At the LINK centre, we conduct controlled experiments and long-term tests under realistic conditions: with variable layouts, moving people and objects, changing process states and interference from other radio systems. By combining radio data with optional camera-based ground truth, we can quantitatively evaluate and specifically optimise AI models and signal processing algorithms.

Technologies and projects

With our technologies and projects in the field of radio and semantic sensing, we demonstrate how existing radio networks can be transformed into powerful sensor and localisation platforms for industry, logistics, and safety and security.

Reconfigurable Intelligent Surfaces (RIS)

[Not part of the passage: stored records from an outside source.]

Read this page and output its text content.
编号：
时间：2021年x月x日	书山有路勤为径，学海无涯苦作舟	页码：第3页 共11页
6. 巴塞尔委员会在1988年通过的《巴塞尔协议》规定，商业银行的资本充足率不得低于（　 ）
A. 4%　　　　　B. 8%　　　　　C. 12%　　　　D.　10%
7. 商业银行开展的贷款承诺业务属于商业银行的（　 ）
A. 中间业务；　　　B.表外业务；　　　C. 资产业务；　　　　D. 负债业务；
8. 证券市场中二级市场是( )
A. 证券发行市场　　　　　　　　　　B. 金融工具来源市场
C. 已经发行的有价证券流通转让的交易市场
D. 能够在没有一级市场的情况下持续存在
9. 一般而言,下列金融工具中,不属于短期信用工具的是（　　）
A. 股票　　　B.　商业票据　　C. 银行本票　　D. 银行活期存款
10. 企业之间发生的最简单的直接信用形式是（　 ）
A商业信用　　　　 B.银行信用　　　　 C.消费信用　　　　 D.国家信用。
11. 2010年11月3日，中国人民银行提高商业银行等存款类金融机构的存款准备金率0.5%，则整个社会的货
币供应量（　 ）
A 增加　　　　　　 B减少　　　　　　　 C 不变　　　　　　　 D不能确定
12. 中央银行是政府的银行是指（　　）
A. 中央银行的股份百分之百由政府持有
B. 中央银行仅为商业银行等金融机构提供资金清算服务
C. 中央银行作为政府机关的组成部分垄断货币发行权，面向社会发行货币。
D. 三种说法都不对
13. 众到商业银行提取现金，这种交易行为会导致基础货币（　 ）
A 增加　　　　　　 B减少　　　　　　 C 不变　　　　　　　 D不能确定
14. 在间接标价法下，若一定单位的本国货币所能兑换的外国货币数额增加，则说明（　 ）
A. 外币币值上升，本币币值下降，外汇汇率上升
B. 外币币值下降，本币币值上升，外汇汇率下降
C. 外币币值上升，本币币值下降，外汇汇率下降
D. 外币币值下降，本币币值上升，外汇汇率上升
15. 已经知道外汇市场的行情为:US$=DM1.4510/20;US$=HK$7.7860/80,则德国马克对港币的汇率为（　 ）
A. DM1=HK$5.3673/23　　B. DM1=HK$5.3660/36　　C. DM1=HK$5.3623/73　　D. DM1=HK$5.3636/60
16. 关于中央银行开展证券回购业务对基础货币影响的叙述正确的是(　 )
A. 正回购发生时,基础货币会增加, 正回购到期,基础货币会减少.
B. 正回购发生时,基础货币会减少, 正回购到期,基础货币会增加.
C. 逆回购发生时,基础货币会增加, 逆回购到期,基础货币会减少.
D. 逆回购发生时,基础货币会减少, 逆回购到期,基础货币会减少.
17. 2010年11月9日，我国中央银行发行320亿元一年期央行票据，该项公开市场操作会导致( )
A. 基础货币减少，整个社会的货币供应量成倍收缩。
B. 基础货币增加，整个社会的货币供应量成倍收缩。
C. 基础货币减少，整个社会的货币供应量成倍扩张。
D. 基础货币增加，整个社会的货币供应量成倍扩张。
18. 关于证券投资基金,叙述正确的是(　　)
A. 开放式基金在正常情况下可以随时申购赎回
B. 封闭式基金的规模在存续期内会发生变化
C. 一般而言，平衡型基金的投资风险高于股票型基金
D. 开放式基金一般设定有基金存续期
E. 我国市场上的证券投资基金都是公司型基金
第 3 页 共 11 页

With reconfigurable intelligent surfaces (RIS), we are investigating how radio waves can be specifically shaped to revolutionise connectivity while significantly increasing the performance of sensing and 6G localisation systems.

DeltaPro

In the DeltaPro project, we are researching and demonstrating how radio networks can be used for precise positioning and radio sensing in real production environments to make processes more transparent, efficient and secure.

XGDensify

In the XGDensify project, we are developing an end-to-end pipeline for environmental perception: from 3D models and material recognition to ray tracing simulations, in order to create realistic models for 5G and future 6G networks.